Napoli era già la capitale italiana della disoccupazione insieme alla Sicilia, e la criminalità organizzata offriva alternative che lo Stato non sapeva garantire. Poi, negli anni ’70 e ’80, esplosero le guerre di camorra e l’ascesa di Raffaele Cutolo, che diede alla malavita la struttura che, con adattamenti, ritroviamo ancora oggi. A distanza di mezzo secolo, la fotografia non è così diversa. Certo, i traffici sono cambiati, i clan si sono riorganizzati, le piazze di spaccio sono diventate più redditizie del contrabbando di sigarette. Ma l’impianto sociale resta lo stesso:
- convivenza tacita con l’illegalità;
- disoccupazione endemica;
- istituzioni deboli e incapaci di imporre un’alternativa;
- un patto implicito tra poteri forti, politica e criminalità
E questa continuità coincide con un dato politico incontestabile: Napoli è governata da decenni dalla sinistra, che tra cambi di facce e bandiere non ha mai saputo invertire la rotta. Una gestione che ha prodotto solo nuove emergenze sociali e che non ha mai intaccato davvero i rapporti di forza tra potere criminale e tessuto civile.
Il cambio di passo
Napoli non cambierà finché non si spezzerà questo meccanismo di convivenza col malaffare. Per invertire la tendenza servono:
- Istituzioni presenti e credibili, non solo a parole ma con servizi, sicurezza e controlli continui sul territorio.
- Lavoro vero, perché senza un’economia alternativa i giovani continueranno a finire nelle mani dei clan.
- Una magistratura coraggiosa, capace di andare fino in fondo e non chiudere più un occhio.
- Una politica nuova, libera dalle clientele e dalle connivenze storiche che hanno soffocato la città per decenni.

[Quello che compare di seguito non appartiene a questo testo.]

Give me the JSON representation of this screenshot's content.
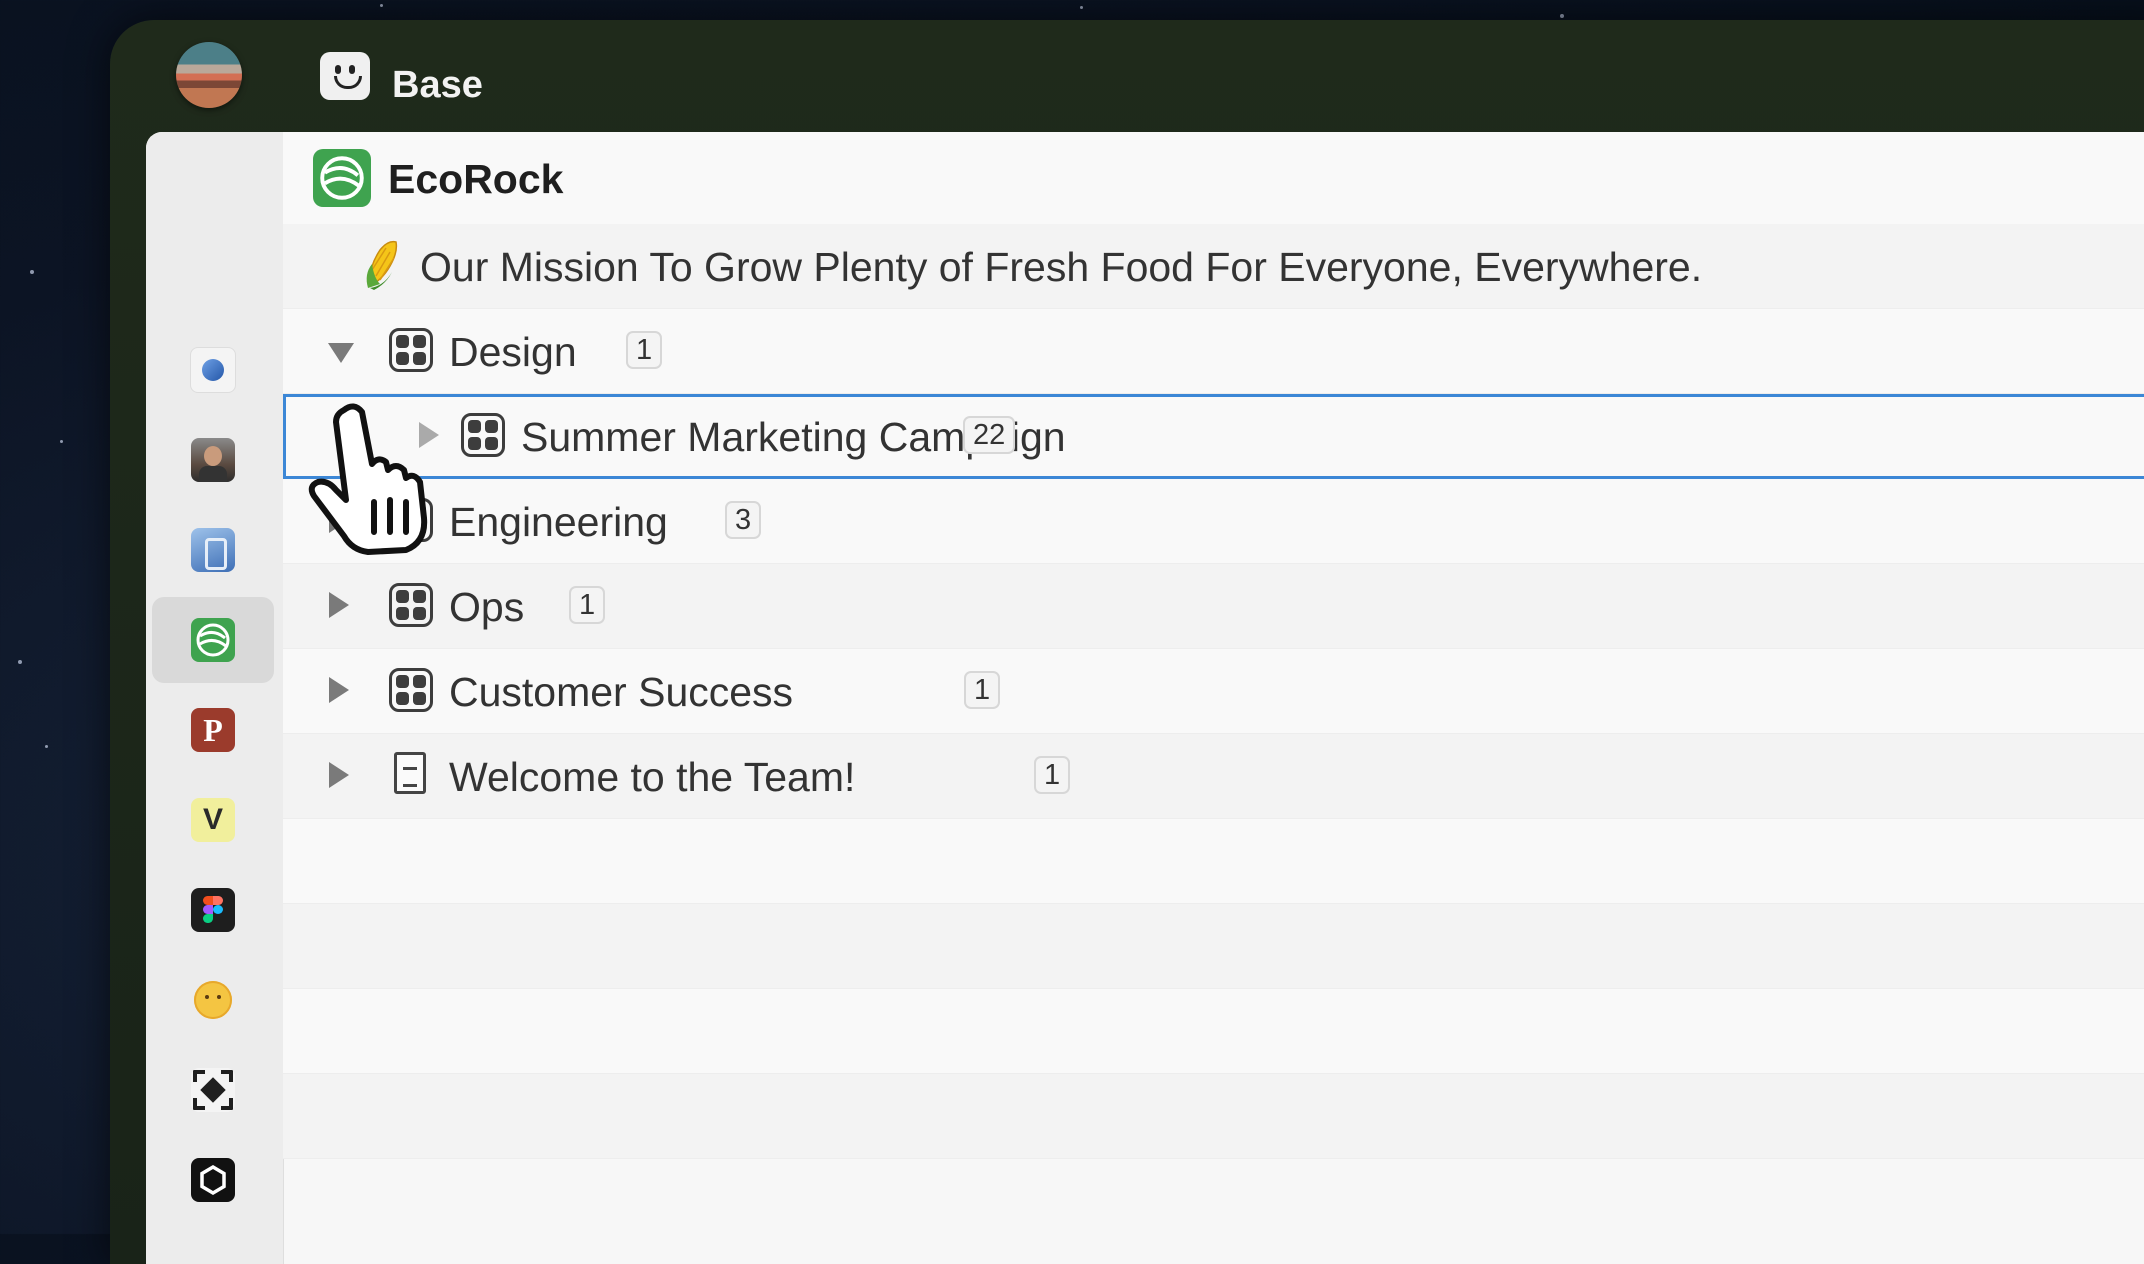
{
  "topbar": {
    "title": "Base"
  },
  "sidebar": {
    "apps": [
      {
        "name": "globe",
        "color": "#3a73c9"
      },
      {
        "name": "person-photo",
        "color": "#6b5a4e"
      },
      {
        "name": "illustration",
        "color": "#4b80c8"
      },
      {
        "name": "ecorock",
        "color": "#3fa34f",
        "active": true
      },
      {
        "name": "p-app",
        "letter": "P",
        "color": "#9b3b2c"
      },
      {
        "name": "v-app",
        "letter": "V",
        "color": "#f1ef9c"
      },
      {
        "name": "figma",
        "color": "#1e1e1e"
      },
      {
        "name": "smiley",
        "color": "#f4c542"
      },
      {
        "name": "focus-app",
        "color": "#1f1f1f"
      },
      {
        "name": "hexagon-app",
        "color": "#111111"
      }
    ]
  },
  "workspace": {
    "title": "EcoRock"
  },
  "mission": {
    "emoji": "🌽",
    "text": "Our Mission To Grow Plenty of Fresh Food For Everyone, Everywhere."
  },
  "tree": [
    {
      "label": "Design",
      "count": "1",
      "expanded": true,
      "icon": "grid-icon"
    },
    {
      "label": "Summer Marketing Campaign",
      "count": "22",
      "selected": true,
      "icon": "grid-icon"
    },
    {
      "label": "Engineering",
      "count": "3",
      "icon": "grid-icon"
    },
    {
      "label": "Ops",
      "count": "1",
      "icon": "grid-icon"
    },
    {
      "label": "Customer Success",
      "count": "1",
      "icon": "grid-icon"
    },
    {
      "label": "Welcome to the Team!",
      "count": "1",
      "icon": "document-icon"
    }
  ],
  "colors": {
    "accent": "#3c87d6",
    "brand": "#3fa34f"
  }
}
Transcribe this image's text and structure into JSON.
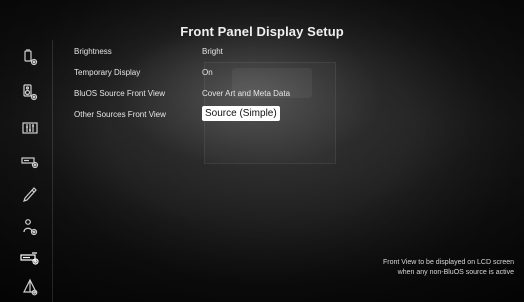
{
  "header": {
    "title": "Front Panel Display Setup"
  },
  "sidebar": {
    "items": [
      {
        "icon": "amp-gear-icon",
        "active": false
      },
      {
        "icon": "speaker-gear-icon",
        "active": false
      },
      {
        "icon": "equalizer-icon",
        "active": false
      },
      {
        "icon": "receiver-gear-icon",
        "active": false
      },
      {
        "icon": "pen-icon",
        "active": false
      },
      {
        "icon": "person-gear-icon",
        "active": false
      },
      {
        "icon": "front-panel-gear-icon",
        "active": true
      },
      {
        "icon": "network-gear-icon",
        "active": false
      }
    ]
  },
  "settings": [
    {
      "label": "Brightness",
      "value": "Bright",
      "selected": false
    },
    {
      "label": "Temporary Display",
      "value": "On",
      "selected": false
    },
    {
      "label": "BluOS Source Front View",
      "value": "Cover Art and Meta Data",
      "selected": false
    },
    {
      "label": "Other Sources Front View",
      "value": "Source (Simple)",
      "selected": true
    }
  ],
  "help": {
    "line1": "Front View to be displayed on LCD screen",
    "line2": "when any non-BluOS source is active"
  }
}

- Un’educazione diversa, che parta dai quartieri e restituisca ai ragazzi un futuro che non sia l’illegalità.
Napoli non è condannata per natura. È stata condannata da chi, per 60 anni, ha accettato che tutto restasse uguale, mascherando la realtà con parole altisonanti. Rompere questa catena è possibile, ma serve la volontà di dire basta. Perché una città così straordinaria non può restare prigioniera della sua storia.